Harris’s moral character is more on display here than in the last book I read, and that improved the story immensely for me. I enjoyed it quite a bit and recommend it. With mild cautions, of course, for language and disturbing themes.

‘To Die Alone,’ by John Dean

To Die Alone

Without going to all the bother of doing a serious, scientific survey, I get the strong impression that British crime fiction is becoming heavily “Midsomerized” just now. By that I mean that nobody really wants to read about what’s going on in the urban centers, so people are opting for stories about crime in small English communities, where the suspects are generally white and the situations less fraught with political deadfalls.

There are several such series to choose from, and I’ve reviewed books from a few. This time I gave a shot to John Dean’s (not the American Watergate figure) Inspector Harris series. And it wasn’t bad at all.

Jack Harris (his nickname is “Hawk,” but don’t do it without his permission) is a detective chief inspector in the fictional hamlet of Levton Bridge in the northern Pennines region. A former soldier, he’s smart and strong and shrewd. He worked for a time in London, but eagerly took the opportunity to return to the village where he grew up, because his deepest love is for the nature of the region, and for wildlife. Each book in the series, I gather, involves some crime against animals.

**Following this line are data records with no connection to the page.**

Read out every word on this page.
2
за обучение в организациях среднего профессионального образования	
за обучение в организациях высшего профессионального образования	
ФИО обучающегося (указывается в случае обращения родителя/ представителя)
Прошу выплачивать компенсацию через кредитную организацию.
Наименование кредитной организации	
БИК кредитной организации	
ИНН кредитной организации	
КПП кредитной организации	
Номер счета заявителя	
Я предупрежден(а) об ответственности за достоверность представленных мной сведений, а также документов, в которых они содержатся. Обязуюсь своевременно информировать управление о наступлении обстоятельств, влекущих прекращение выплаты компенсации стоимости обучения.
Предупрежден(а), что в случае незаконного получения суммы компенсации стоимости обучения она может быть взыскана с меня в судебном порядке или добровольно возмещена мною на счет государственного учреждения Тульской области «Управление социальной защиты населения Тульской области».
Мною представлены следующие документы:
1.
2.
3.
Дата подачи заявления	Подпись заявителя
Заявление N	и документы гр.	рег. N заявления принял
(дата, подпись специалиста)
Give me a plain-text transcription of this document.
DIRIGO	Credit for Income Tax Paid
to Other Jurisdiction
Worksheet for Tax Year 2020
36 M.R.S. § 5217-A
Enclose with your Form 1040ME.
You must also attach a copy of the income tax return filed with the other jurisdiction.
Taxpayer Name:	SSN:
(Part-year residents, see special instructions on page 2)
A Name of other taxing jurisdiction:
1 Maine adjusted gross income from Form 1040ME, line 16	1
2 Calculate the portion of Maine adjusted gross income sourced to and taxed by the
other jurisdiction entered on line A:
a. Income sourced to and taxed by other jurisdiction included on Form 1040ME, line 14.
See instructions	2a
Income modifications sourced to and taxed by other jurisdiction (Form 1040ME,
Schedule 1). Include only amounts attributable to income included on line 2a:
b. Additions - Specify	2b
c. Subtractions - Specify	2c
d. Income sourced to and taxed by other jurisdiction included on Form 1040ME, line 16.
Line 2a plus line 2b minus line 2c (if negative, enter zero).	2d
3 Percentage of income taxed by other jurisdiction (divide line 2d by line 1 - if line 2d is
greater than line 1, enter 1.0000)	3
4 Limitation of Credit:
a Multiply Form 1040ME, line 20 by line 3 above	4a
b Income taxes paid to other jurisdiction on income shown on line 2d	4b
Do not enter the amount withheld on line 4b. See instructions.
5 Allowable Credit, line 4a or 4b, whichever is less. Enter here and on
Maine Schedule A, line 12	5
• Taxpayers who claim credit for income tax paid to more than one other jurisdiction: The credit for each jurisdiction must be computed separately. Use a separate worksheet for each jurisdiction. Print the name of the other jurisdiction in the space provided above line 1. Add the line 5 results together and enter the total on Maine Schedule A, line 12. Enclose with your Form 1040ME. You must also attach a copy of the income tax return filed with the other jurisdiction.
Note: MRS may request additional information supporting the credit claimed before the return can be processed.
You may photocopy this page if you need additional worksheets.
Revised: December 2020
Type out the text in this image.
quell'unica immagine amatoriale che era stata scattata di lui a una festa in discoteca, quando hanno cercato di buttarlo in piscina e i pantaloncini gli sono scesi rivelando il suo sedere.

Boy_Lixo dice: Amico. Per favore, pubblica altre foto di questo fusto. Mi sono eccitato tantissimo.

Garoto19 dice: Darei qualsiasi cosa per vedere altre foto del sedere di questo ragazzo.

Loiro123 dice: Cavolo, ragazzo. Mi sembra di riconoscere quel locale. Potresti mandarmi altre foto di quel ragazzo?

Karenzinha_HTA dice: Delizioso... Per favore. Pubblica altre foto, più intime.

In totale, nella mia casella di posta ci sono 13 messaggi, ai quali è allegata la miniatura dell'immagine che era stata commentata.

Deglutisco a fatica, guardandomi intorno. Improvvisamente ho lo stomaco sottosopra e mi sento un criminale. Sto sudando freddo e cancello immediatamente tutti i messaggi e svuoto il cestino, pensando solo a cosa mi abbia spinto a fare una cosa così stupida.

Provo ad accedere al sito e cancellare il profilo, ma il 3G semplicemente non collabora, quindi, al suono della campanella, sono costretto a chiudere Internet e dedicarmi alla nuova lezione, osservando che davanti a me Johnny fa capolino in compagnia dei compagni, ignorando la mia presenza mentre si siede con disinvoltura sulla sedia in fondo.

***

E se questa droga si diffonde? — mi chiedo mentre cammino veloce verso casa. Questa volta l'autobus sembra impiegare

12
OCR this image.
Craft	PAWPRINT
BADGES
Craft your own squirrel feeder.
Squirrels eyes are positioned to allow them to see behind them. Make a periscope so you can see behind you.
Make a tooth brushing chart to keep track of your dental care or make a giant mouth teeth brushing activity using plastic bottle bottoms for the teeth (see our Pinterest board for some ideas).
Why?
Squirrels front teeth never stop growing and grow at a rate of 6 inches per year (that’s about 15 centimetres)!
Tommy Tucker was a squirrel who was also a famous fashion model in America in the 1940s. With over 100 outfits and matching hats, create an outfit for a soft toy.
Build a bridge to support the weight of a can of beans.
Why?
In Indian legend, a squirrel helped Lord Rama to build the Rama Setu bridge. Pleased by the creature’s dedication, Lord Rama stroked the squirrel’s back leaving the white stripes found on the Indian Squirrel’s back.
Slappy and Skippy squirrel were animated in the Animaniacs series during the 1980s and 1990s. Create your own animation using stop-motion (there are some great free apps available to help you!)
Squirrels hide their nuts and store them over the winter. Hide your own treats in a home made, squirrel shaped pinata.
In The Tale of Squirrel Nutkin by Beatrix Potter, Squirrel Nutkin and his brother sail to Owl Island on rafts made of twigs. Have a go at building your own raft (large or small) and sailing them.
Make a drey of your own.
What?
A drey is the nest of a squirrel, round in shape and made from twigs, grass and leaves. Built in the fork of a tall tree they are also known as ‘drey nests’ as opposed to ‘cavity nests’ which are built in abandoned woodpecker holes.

In To Die Alone, a man does just what the title suggests. He’s found dead in the woods, possibly struck by a tree in a windstorm, but in fact stabbed to death. Soon after that his dog is found, terribly mauled by some animal, probably another dog. That suggests to Harris a connection to a dog fighting ring which he knows to be operating locally. And that leads to illegal gambling, and the world of exotic animal smuggling. All the time Harris tries to keep his commander (whom he despises) in the dark while directing his two subordinates – a transplanted Cockney who yearns for the bright lights and a callow young female detective.

Jack Harris should have been more annoying to me than he was. I dislike people who care more for animals than humans, and Harris is clearly one of those. However, he isn’t painted as a paragon, and he came off quite sympathetically (most of the time). The writing is very good as well.

Recommended, with mild cautions for the usual suspects.